Keeping Up with the Jonzee

Naw...you still at the right spot.

Tuesday, August 15, 2006

The Teacher

He's attractive, smart, and well-mannered. He is a good friend to his friends and would give them the shirt off his back if needed. His students respect and admire him. He loves his family and has a close relationship with both of his parents. He dotes on his nieces and nephews. He has no children of his own--but is excited about the idea of being a father and getting married. He is an INTJ but loves to be social when the time is right.

Altogether, he is everything I asked for in my notebook

And after our first solo date, he asked me to call so we could do it again.


I am on the fence.


Why?


Maybe its because, although I have written a number of prayers and thoughts in that notebook, and have never once given it a second thought; saying to myself, "I asked for it, now leave it up to Him.", on this one, I seem to lack faith in the possibility that it might even be in His plan for me.

Maybe, it's because when I decided to ask him out, my mother gave me the "what? Are you desperate?" talk. (which consists of, "I hope you didn't ask him out. That just seems so desperate. Men should do the asking.") And as much, as I want to say I am a "modern woman", I have to admit, I took it to heart--for about 30 seconds. And then a few more hours, while I asked myself if such an action wreaked of desperation? Or was it taking one's life in one's hand rather than waiting for the phone to ring?

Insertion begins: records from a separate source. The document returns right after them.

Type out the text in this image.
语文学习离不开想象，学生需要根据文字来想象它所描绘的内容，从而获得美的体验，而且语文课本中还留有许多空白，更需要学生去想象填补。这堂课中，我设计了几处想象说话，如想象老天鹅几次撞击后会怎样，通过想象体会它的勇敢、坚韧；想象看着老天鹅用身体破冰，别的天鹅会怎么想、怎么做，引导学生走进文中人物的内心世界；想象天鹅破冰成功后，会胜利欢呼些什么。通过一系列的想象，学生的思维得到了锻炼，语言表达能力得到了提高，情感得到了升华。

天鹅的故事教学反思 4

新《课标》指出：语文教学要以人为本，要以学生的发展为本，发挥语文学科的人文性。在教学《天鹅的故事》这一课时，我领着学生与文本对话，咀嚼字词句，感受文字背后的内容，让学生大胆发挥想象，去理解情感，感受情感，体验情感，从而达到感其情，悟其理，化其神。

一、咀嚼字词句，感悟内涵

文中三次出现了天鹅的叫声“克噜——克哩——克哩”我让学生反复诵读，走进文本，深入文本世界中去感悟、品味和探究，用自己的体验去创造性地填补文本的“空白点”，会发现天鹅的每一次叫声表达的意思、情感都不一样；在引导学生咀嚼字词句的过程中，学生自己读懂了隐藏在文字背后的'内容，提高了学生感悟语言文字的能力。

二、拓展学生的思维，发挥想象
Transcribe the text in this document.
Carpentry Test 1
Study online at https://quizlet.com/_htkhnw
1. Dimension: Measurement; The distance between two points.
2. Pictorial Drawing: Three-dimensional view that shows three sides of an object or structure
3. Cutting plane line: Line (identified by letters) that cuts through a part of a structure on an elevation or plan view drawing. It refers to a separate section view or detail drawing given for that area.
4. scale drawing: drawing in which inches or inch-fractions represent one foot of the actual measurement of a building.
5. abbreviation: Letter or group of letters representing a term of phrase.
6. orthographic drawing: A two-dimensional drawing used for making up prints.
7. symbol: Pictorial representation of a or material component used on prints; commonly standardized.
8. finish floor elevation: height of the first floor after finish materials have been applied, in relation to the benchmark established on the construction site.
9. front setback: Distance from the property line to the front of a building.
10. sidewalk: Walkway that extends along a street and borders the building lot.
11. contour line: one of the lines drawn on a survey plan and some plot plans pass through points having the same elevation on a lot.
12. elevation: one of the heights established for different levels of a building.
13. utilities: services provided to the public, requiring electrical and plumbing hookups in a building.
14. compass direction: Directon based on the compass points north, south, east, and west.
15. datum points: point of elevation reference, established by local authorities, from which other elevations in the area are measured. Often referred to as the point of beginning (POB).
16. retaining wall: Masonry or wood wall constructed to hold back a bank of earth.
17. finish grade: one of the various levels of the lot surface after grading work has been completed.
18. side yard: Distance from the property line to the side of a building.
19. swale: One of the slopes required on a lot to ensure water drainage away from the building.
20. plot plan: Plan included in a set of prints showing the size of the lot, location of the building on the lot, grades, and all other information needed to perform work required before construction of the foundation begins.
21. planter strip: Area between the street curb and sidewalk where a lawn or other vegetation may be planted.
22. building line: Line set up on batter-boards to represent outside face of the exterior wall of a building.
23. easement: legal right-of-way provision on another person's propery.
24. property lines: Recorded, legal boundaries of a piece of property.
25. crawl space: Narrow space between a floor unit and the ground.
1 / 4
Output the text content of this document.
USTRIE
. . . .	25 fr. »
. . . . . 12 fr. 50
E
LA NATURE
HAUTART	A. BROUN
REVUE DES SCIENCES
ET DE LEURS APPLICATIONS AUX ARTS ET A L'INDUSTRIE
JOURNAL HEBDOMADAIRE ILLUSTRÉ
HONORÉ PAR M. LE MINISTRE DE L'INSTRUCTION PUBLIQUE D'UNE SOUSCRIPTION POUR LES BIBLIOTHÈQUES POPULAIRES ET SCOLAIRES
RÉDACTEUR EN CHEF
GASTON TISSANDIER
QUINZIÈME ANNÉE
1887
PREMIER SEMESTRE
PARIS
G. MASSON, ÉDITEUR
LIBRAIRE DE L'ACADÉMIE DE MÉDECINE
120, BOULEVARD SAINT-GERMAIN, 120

Maybe, it's because I feel like my MOJO's on the fritz and was reaching permanently-broken status. Yet, from the vantage point where I have sat when it comes to the supposed lack of single life in Cleveland, I have been complemented and given more numbers than I have in at least a year. Even though, it seems like the MOJO might have come back online, I'm not sure it is really working, or if the moon is still full.

Maybe, it's because in less than 10 days, I will go back to NYC, and the man that I am so impressed by will be here, and we have only gone out once (though we have chatted for hours at a time a few times) and might only go out once or twice before I leave. So, in some ways it feels like "what's the point?"

Maybe, it's because I feel like I have been out of the dating game so long that I am unsure of how to exercise the rules. Yesterday, I called three of my girlfriends to ask them what I should do now. I even called my cousin who knows him well and asked her what she thought.

But...after all that reflection and random advice collection, I will call, since the invitation was given.

That is, after I observe the "48 hour" rule of course.

2 Comments:

  • At 12:24 PM, Anonymous Anonymous said…

    Screw the 48 hour rule! See that's why ya'll wonder why we're not interested any more when you do call: it's cause you took too dang on long to call!!!!!!!!!!!!!!!!!!!!!!!!!!!!!!!!!!!!!!! (for the extra emphazise. Anyway....). If you are so impressed by him, CALL HIM! Dude, could be your soulmate. You did say that he was everything that you asked for in your Notebook, right? CALL HIM!!!! So what you'll be in NY in a week or so.....trust me, if he's feeling you, trust me he'll make the trip. And there is absolutely nothing wrong with a woman asking a man out. Two of the best relationships that I ever had werr with women that approached me first. Glad that they did cause if they hadn't I wouldn't have so many good things from and about them. Call him. TODAY. NOW. NOT NOW, BUT RIGHT NOW. Let him know that you enjoyed his company and that you look forward to going out with him again. You don't have to talk for hours. Just ten or fifteen minutes is plenty.

     
  • At 5:11 PM, Blogger Athanasius said…

    Yeah, what viperteq said. Besides, if old boy is an INTJ then you need to call him before you finish reading this response - trust me when I tell you that you don't want to know the potential scenarios that are currently wrecking havoc on his mind while you make him wait. In 48 hours a brother can conclude that he isn't desired and move on, transitioning a sister from "The One" to "This Chick I Knew" faster than yesterday becomes tomorrow.

    Have you called him yet, or are you willing to become some chick he knew back in the day? Call him!